1st Municipal president of Loreto
- In office April 1993 – April 1996
- Preceded by: None
- Succeeded by: Ramón Davis Drew

Personal details
- Born: 29 December 1953 (age 72) Baja California Sur
- Party: National Action Party
- Occupation: Businessman, Politician, Public servant

= Alfredo García Green =

Mexican politician

Alfredo García Green (born 29 December 1953) is a Mexican politician affiliated with the National Action Party (PAN). He was the first municipal president of Loreto, Baja California Sur, following the municipality's 1992 creation, and the state's party president. García Green is the son of Consuelo Green Garayzar and stepson of Francisco Larrinaga. He has worked with the environmental NGO "Grupo Ecologista Antares", which is involved in conservation efforts in the Loreto region.

==Career==
Before entering politics, García Green owned an auto parts store. In 1993, he was elected the municipal president of Loreto and served his full three-year term.
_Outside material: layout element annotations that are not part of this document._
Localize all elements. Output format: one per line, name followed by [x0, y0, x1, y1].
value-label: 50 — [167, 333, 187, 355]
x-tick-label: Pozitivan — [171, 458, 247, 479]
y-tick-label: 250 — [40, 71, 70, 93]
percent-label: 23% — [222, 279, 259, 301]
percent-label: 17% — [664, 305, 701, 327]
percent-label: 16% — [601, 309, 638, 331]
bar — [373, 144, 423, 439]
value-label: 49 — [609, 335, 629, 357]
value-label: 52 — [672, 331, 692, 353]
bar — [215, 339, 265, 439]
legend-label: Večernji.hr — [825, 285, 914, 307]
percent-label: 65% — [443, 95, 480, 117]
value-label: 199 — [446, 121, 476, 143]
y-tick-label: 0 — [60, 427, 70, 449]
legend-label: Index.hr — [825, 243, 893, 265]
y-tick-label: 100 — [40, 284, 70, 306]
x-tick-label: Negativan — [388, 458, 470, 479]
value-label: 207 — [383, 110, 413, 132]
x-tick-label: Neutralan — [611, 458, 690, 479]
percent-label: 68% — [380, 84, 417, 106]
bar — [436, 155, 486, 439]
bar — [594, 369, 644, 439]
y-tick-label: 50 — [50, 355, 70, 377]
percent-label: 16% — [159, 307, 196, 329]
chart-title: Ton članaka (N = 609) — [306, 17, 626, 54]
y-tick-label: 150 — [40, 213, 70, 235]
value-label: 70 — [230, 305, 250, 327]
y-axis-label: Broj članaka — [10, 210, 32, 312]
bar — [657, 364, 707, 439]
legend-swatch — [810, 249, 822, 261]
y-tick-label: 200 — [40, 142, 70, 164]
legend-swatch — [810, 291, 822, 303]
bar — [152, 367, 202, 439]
He was one of the few municipal presidents to avoid a major financial upheaval during office without getting any public debt (the only one in the state during that term) and left the office to his successor without any financial trouble. During his term, he applied innovation in public services in order to improve the city deficient services (waste collection, water supply, municipal taxes registration system, street cleaning, street pavement). He worked with the NGO "Grupo Ecologista Antares" in order to promote a national park in the Loreto area, which was finally created in July 1996 by presidential decree. He had problems with the public workers' union (which members worked for the then ruling Partido Revolucionario Institucional party) and with Governor of Baja California Sur, Guillermo Mercado Romero, who denied central government grants to the city of Loreto.

From 1999 to 2002, García Green was the President of the Partido Acción Nacional State committee in Baja California Sur. He then served as the Chief in Baja California Sur of the Office of Housing Institute for the Workers (INFONAVIT) from 2002 to 2007. After that, he was the Chief of BMO, S.A. DE C.V. in Loreto.